Sjaak Klaver schrijft eenvoudige gedichten. Wie houdt er nog van eenvoud, vroeg hij zich af, nadat hij bij de Turingprijs weer niet verder was gekomen dan de eerste ronde. Ik, zei ik. Vertellingen voor voor het slapengaan bestaat voor een derde uit verzen en voor twee derde uit korte prozafragmenten.
Sjaak Klaver is druk in zijn hoofd. Belandde in de psychiatrie. Ze was / zwaar / psychotisch // zo scherp / in woorden / hadden/ we haar/ nog nooit / meegemaakt // de kracht / van de / psychose. Hij vraagt zijn overbuurman of hij misschien een verpleger kan halen, zodat hij even uit zijn isoleercel kan.

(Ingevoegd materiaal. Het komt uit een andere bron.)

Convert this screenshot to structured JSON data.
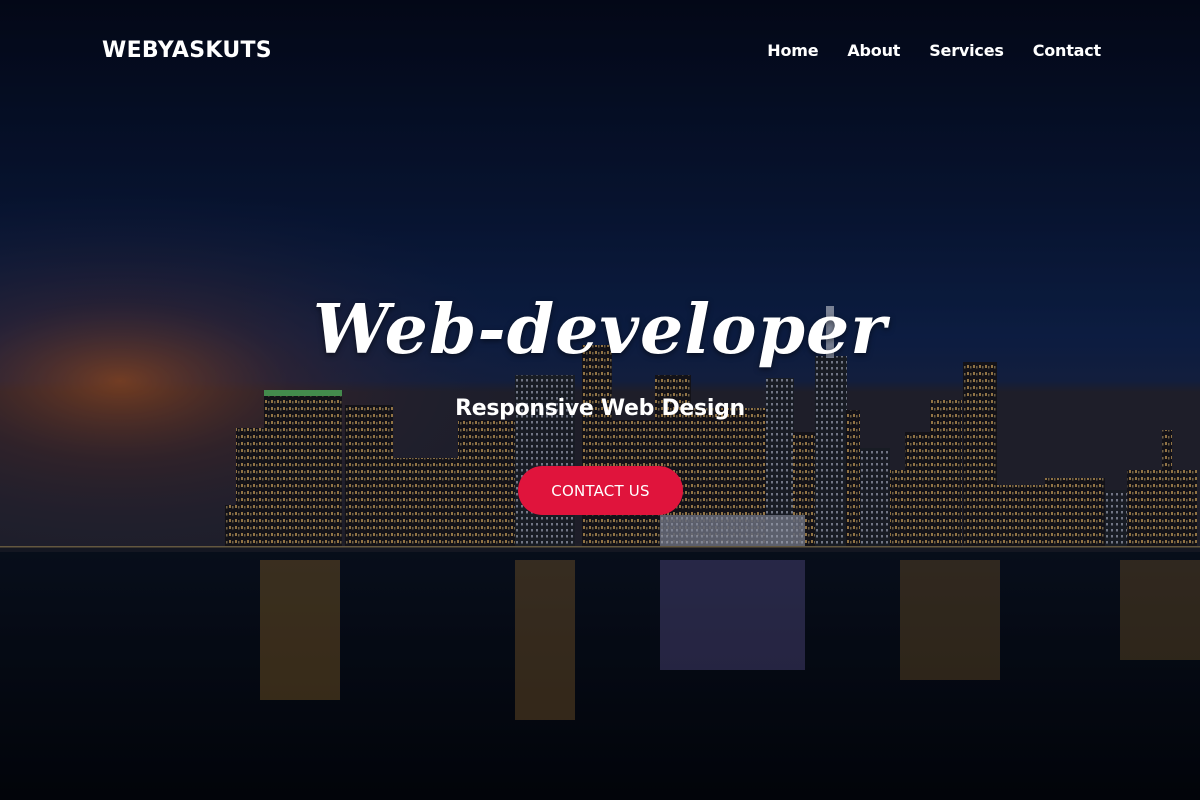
{
  "brand": {
    "logo_text": "WEBYASKUTS"
  },
  "nav": {
    "items": [
      {
        "label": "Home"
      },
      {
        "label": "About"
      },
      {
        "label": "Services"
      },
      {
        "label": "Contact"
      }
    ]
  },
  "hero": {
    "title": "Web-developer",
    "subtitle": "Responsive Web Design",
    "cta_label": "CONTACT US",
    "background": "night-city-skyline-image"
  },
  "colors": {
    "sky_top": "#060d25",
    "sky_mid": "#0d2656",
    "horizon_glow": "#b0562a",
    "water": "#060b17",
    "cta": "#e0143c",
    "text": "#ffffff"
  }
}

Een ander maakt misschien een reisje naar Griekenland, maar voor Sjaak is zijn loopje naar de winkel er ook even uit. Hij droomt over een mislukt kopje koffie zetten en zet daarna een lekker kopje koffie.
En wel toepasselijk voor mij: ik weet niet / meer wat ik / moet doen // zegt ze // doe dan / even niets. Als hij naar de sportschool gaat, komt hij niet verder dan twee biertjes in de kantine. Er leek / geen vuiltje / aan de lucht // er leek / niets / verkeerd te / kunnen gaan // alles ging verkeerd.
Sjaak is katholiek opgevoed. Maar als jongens spuugden ze al op de stoep van de kerk op de grond en riepen Godverdomme. Het geloof was toen al vervlogen. Is er een God? Is er een leven na de dood? Is er meer tussen hemel en aarde dan ik weet? Het zijn vragen die hem nauwelijks bezighouden. Simpelweg vanwege het feit dat ze niet te maken hebben met zijn dagelijke realiteit: eten, drinken, slapen, boodacchappen, huishouden, een praatje. Dat is zijn dagelijkse realiteit en hij kan er niets goddelijks in ontdekken.
De afwas kan wel wachten tot morgen. Maar dat dacht hij gisteren ook al. Zijn broers haalden hem uit de kliniek omdat ze hem nodig hadden bij het binnenhalen van de oogst.
Het zijn mooie miniaturen, zeer eenvoudig en daarom echt een verademing.